Abuse can never be justified, but can you alter your riding style to reduce it a bit?

On the rare occasions I hold up cars, I do my best to let them through, even pulling into a gateway or lay by when I wouldn't otherwise have stopped.

I was grinding up a single lane hill a while ago.

No abuse, but I stopped when the queue behind reached about six vehicles, including a bus.

Having said that, I have had isolated random abuse from people in cars and pedestrians, so I do know where you are coming from.


----------



## S.Giles (5 Apr 2015)

And_rew90 said:


> I live in South Yorkshire (Barnsley) moved there from a quite place in Scotland which was ideal for MTB and road cycling, but down here I had so much abuse.

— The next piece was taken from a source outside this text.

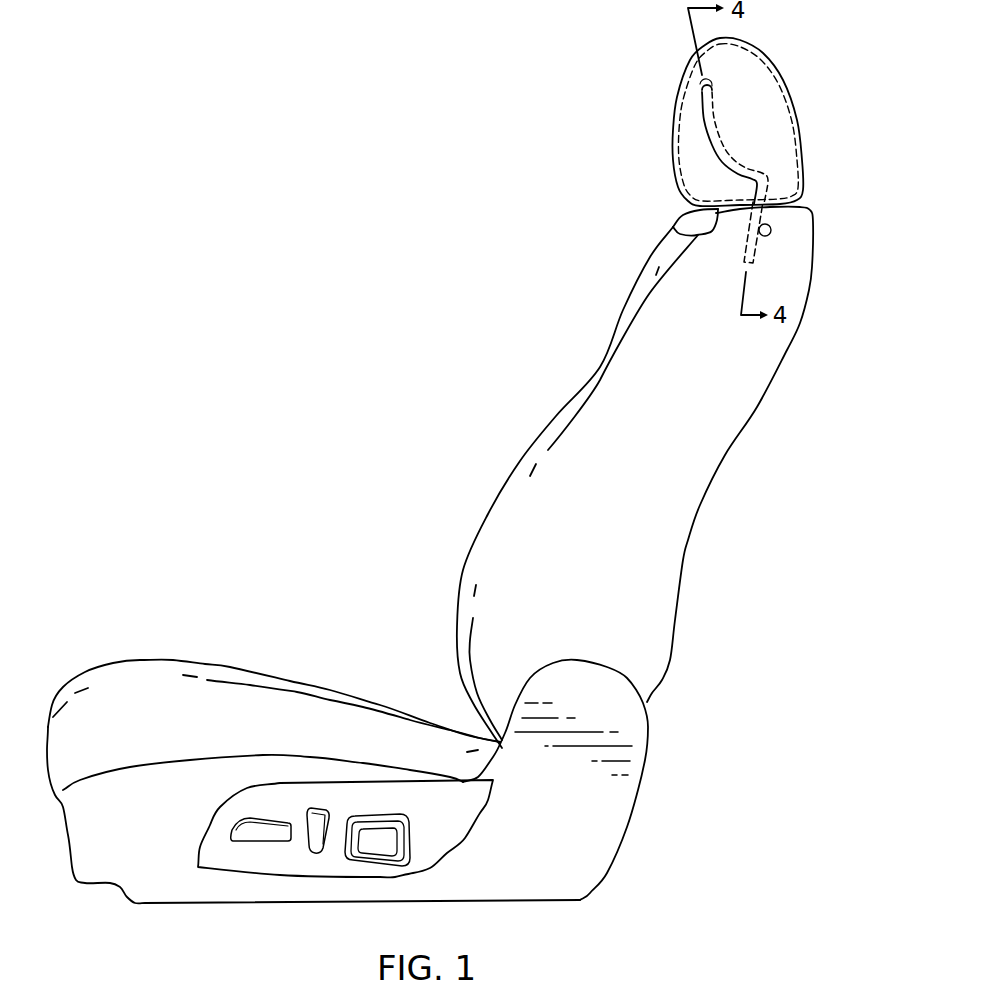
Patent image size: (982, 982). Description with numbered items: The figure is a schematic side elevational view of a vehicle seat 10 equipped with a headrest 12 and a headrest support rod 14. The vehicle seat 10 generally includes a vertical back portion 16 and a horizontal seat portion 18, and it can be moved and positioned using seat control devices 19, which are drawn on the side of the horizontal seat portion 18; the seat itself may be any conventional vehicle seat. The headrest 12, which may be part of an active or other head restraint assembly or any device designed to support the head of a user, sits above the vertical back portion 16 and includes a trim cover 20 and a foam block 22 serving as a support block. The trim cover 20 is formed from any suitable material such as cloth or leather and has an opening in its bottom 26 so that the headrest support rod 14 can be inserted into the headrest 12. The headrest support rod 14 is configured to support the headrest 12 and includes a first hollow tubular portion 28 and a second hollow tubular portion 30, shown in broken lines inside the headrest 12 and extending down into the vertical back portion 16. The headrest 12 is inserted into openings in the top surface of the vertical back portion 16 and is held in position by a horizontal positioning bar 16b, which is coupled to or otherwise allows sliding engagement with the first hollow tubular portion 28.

I _very_ rarely had any problems at all with fellow road-users until I moved to...South Yorkshire. During my time there I had people shouting out of cars, blasting their horns, and had, at various times, a beer bottle/firework/egg either thrown directly _at me_ or into my path. The egg hit me on the arm and splattered all over my jacket. It hurts when an egg hits you at 40mph. To cap it all, I was hit by a car and hospitalised for a week (this was an accident though, so I suppose it could have happened anywhere).

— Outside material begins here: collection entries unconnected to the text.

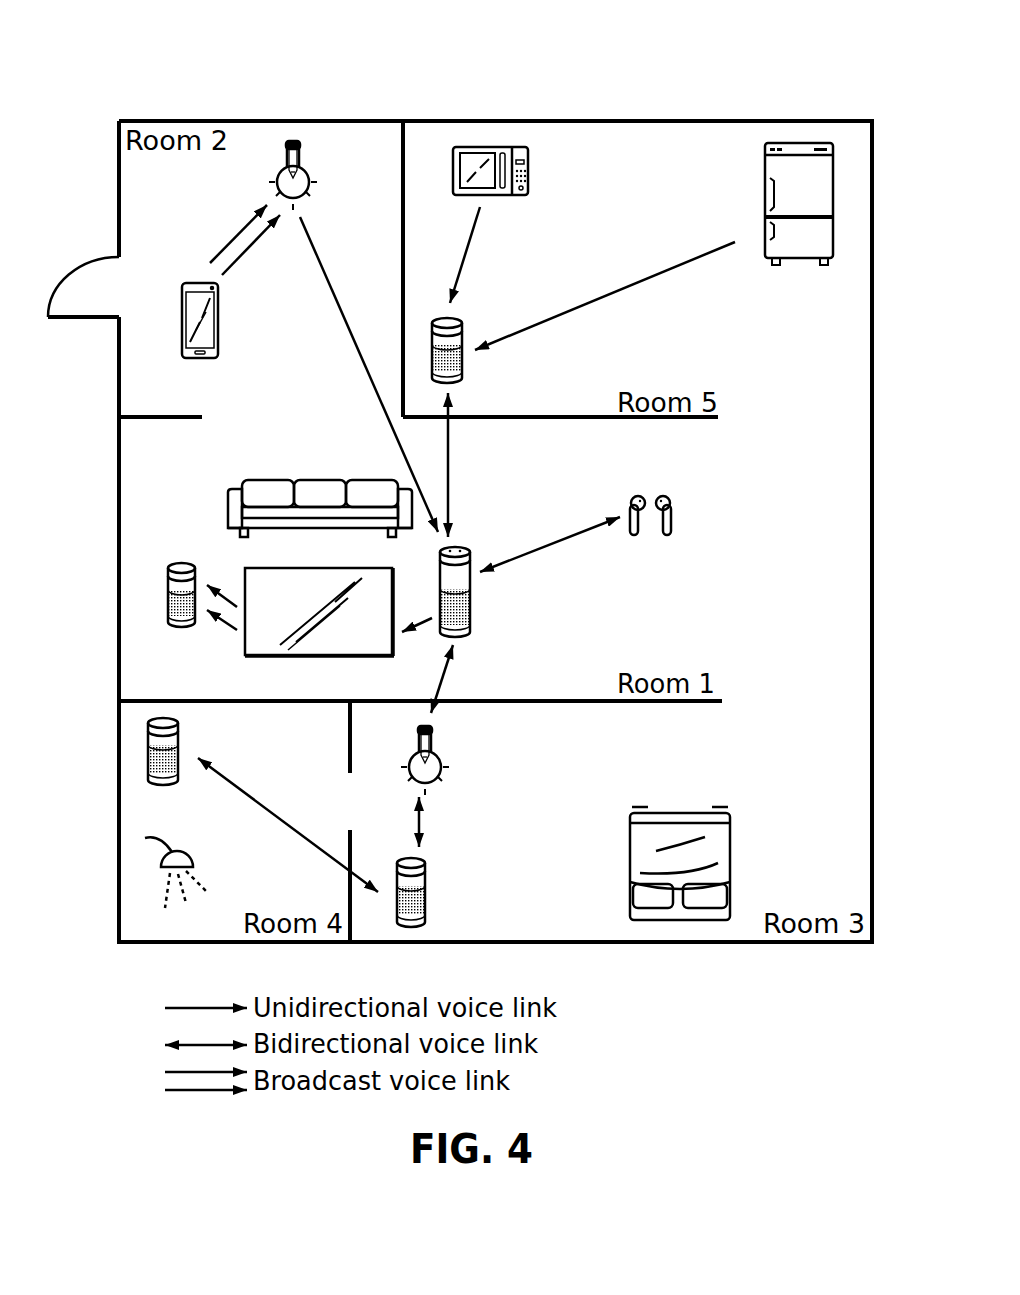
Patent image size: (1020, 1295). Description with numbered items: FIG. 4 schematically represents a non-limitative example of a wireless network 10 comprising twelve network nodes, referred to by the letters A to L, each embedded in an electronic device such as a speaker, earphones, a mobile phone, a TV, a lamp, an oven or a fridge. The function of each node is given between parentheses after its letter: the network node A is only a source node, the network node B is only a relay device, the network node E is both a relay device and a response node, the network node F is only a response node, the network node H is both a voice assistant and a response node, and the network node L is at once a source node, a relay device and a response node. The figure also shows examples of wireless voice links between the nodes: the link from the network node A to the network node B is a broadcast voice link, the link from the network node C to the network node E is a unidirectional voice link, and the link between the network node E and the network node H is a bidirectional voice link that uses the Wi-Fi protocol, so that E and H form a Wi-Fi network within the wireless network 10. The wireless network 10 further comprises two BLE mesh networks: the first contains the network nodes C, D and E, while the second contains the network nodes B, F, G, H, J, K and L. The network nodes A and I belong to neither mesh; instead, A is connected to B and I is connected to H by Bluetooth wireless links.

The wireless network 10 is at (655, 104).
The network node A is at (219, 344).
The network node B is at (306, 170).
The network node C is at (528, 170).
The network node D is at (805, 262).
The network node E is at (462, 363).
The network node F is at (181, 627).
The network node G is at (305, 656).
The network node H is at (470, 603).
The network node I is at (677, 520).
The network node J is at (180, 748).
The network node K is at (441, 752).
The network node L is at (425, 872).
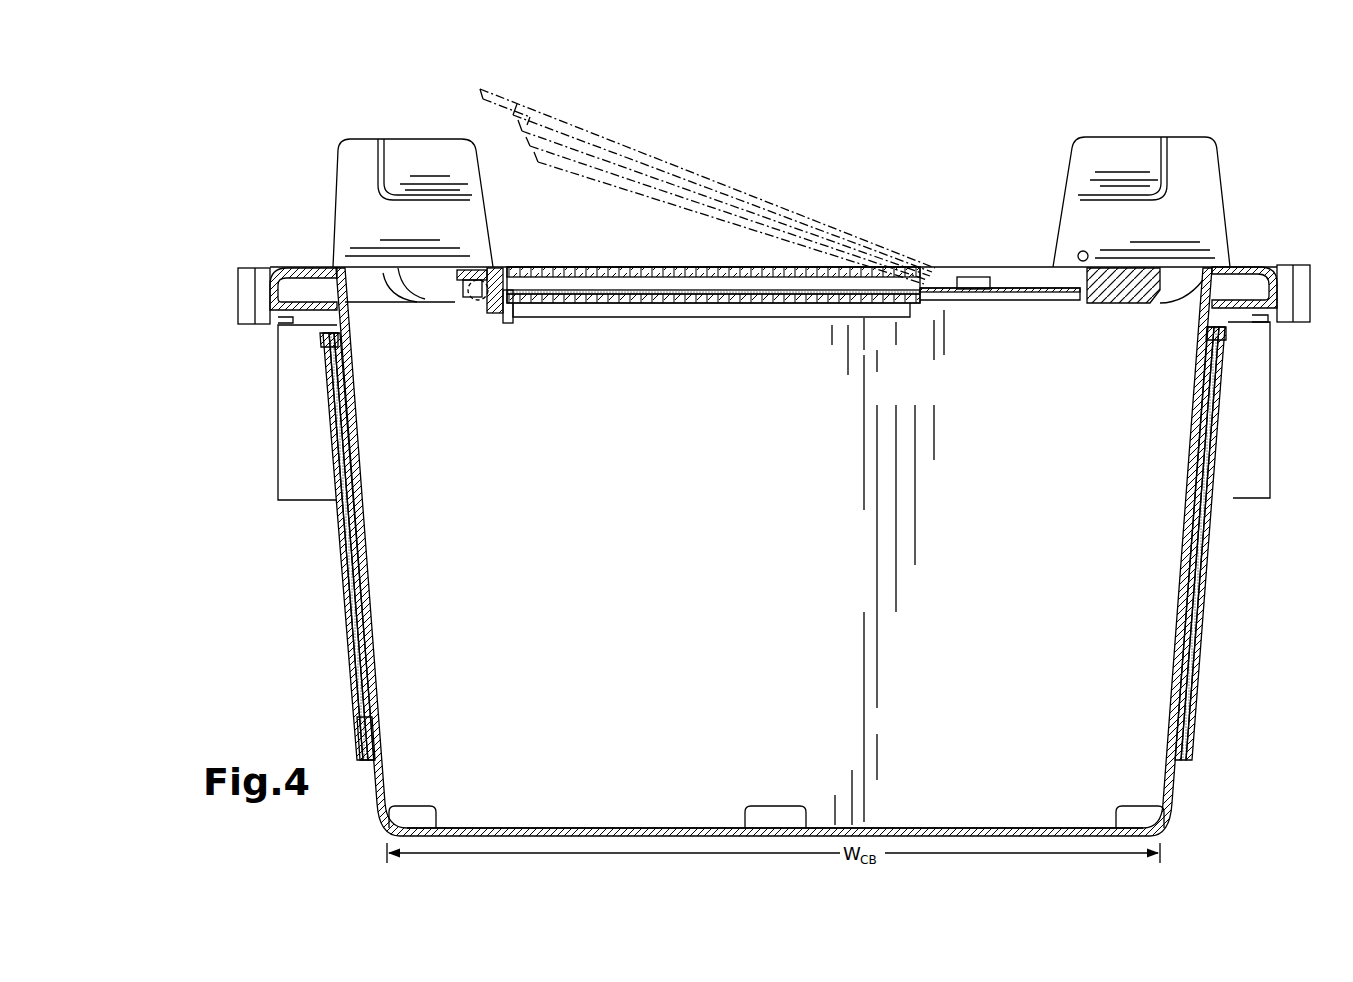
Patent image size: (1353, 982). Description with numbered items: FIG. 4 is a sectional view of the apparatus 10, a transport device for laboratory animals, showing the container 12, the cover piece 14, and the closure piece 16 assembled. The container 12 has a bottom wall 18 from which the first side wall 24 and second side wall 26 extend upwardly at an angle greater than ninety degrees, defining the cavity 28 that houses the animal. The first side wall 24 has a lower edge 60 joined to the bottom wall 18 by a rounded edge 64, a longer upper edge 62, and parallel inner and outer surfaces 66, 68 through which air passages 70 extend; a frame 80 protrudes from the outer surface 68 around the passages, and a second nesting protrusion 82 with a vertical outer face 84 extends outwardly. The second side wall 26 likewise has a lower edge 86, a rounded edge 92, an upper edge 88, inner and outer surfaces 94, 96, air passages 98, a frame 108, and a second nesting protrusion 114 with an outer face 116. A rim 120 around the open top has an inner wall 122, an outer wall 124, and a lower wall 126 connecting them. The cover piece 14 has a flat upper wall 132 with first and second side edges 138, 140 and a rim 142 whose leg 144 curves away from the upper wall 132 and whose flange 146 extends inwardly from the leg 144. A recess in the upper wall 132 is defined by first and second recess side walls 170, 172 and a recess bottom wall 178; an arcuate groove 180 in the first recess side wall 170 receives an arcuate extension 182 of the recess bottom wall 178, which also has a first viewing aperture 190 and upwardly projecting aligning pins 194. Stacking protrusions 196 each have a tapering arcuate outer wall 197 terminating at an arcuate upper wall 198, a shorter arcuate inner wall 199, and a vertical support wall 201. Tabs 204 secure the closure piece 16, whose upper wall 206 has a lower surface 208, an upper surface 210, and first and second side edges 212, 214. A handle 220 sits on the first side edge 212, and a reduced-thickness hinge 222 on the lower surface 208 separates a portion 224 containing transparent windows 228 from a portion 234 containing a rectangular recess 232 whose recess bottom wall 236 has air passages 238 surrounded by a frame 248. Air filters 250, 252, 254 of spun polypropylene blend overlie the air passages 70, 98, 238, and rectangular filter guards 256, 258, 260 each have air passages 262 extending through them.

The apparatus 10 is at (258, 128).
The container 12 is at (1182, 792).
The cover piece 14 is at (1206, 264).
The closure piece 16 is at (1021, 287).
The bottom wall 18 is at (776, 814).
The first side wall 24 is at (393, 747).
The second side wall 26 is at (1163, 723).
The cavity 28 is at (854, 567).
The lower edge 60 is at (382, 820).
The upper edge 62 is at (347, 307).
The rounded edge 64 is at (385, 835).
The inner surface 66 is at (383, 773).
The outer surface 68 is at (383, 777).
The air passages 70 is at (364, 460).
The frame 80 is at (372, 713).
The second nesting protrusion 82 is at (297, 412).
The outer face 84 is at (277, 367).
The lower edge 86 is at (1168, 808).
The upper edge 88 is at (1203, 320).
The rounded edge 92 is at (1168, 840).
The inner surface 94 is at (1165, 765).
The outer surface 96 is at (1177, 777).
The air passages 98 is at (1194, 480).
The frame 108 is at (1193, 753).
The second nesting protrusion 114 is at (1240, 437).
The outer face 116 is at (1270, 394).
The rim 120 is at (317, 298).
The inner wall 122 is at (1188, 298).
The outer wall 124 is at (1278, 270).
The lower wall 126 is at (1228, 320).
The upper wall 132 is at (350, 265).
The first side edge 138 is at (282, 268).
The second side edge 140 is at (1265, 270).
The rim 142 is at (270, 297).
The leg 144 is at (1305, 315).
The flange 146 is at (1258, 325).
The first recess side wall 170 is at (490, 228).
The second recess side wall 172 is at (1083, 252).
The recess bottom wall 178 is at (472, 302).
The arcuate groove 180 is at (420, 287).
The arcuate extension 182 is at (400, 305).
The first viewing aperture 190 is at (999, 310).
The aligning pins 194 is at (955, 262).
The stacking protrusions 196 is at (356, 137).
The arcuate outer wall 197 is at (1216, 160).
The arcuate upper wall 198 is at (1198, 133).
The arcuate inner wall 199 is at (1084, 215).
The vertical support wall 201 is at (1108, 160).
The tabs 204 is at (965, 262).
The upper wall 206 is at (935, 262).
The lower surface 208 is at (1055, 300).
The upper surface 210 is at (1052, 286).
The first side edge 212 is at (488, 313).
The second side edge 214 is at (1080, 300).
The handle 220 is at (500, 88).
The hinge 222 is at (937, 300).
The portion 224 is at (1001, 286).
The windows 228 is at (973, 300).
The rectangular recess 232 is at (570, 297).
The portion 234 is at (688, 310).
The recess bottom wall 236 is at (862, 306).
The air passages 238 is at (775, 304).
The frame 248 is at (508, 320).
The air filter 250 is at (345, 641).
The air filter 252 is at (1205, 600).
The third air filter 254 is at (592, 264).
The filter guard 256 is at (353, 745).
The filter guard 258 is at (1212, 650).
The filter guard 260 is at (722, 262).
The air passages 262 is at (643, 264).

I eventually solved the problem by moving to Lincolnshire, and not a moment too soon. What a difference 25 miles can make!


----------



## And_rew90 (5 Apr 2015)

^ Sorry to read your experience of cycling in south Yorkshire. Can't be fun having all that hurtled at you. I cannot understand what brings other humans to act like that towards someone else. 

Glad your enjoying better cycling nowadays


----------



## buggi (5 Apr 2015)

Make sure you are riding out from the kerb. One of the reasons I think my ride was so nice yesterday was down to me claiming my space and riding confidently (I wasn't in the mood for taking close passes). If you're not sure of your road positioning I've got a great booklet that can help you, just message me your email and I'll send you a pdf copy (that offer is open to anyone by the way).


----------



## BigonaBianchi (5 Apr 2015)

Aggressive Car drivers with a strng urge to kill cyclists is sadly a UK phenoma these days. UK drivers are the worst for cyclist abuse anywhere I have ever ridden. Far better to ride away from low life like them wheever possible. That is th enumber one reason I left the UK. A**wipe drivers.


----------



## S.Giles (5 Apr 2015)

BigonaBianchi said:


> Aggressive Car drivers with a strong urge to kill cyclists is sadly a UK phenoma these days. UK drivers are the worst for cyclist abuse anywhere I have ever ridden.


I lived in the US for ten years, and couldn't help but notice how fast and aggressive British drivers are in comparison to those in America. I sometimes wonder why they are in such a hurry. There must be something _brilliant_ happening somewhere, that I haven't heard about!


----------



## GrumpyGregry (5 Apr 2015)

And_rew90 said:


> Used to be a great cyclist, but over the past year I have been going out less and less and summer arriving doesn't excite me anymore. I'm 24 and cycled mainly to help my anxiety disorder and depression and did 55 plus mile cycles a day sometimes.
> 
> However now I'm just fed up with the abuse from car drivers and I no longer want to go out on my bike which is making me feel worse. Lately finishing a cycle brings relief I haven't been killed or knocked off my bike due to a mad person who hates cyclists. People shout obscenities at me on frequent occasions or think its funny to beep the horn at cyclists. I have had it with some car drivers and sadly cycling doesn't appeal the same way it used to.
> 
> Has anyone else experienced a lot of abuse to make you think whats the point?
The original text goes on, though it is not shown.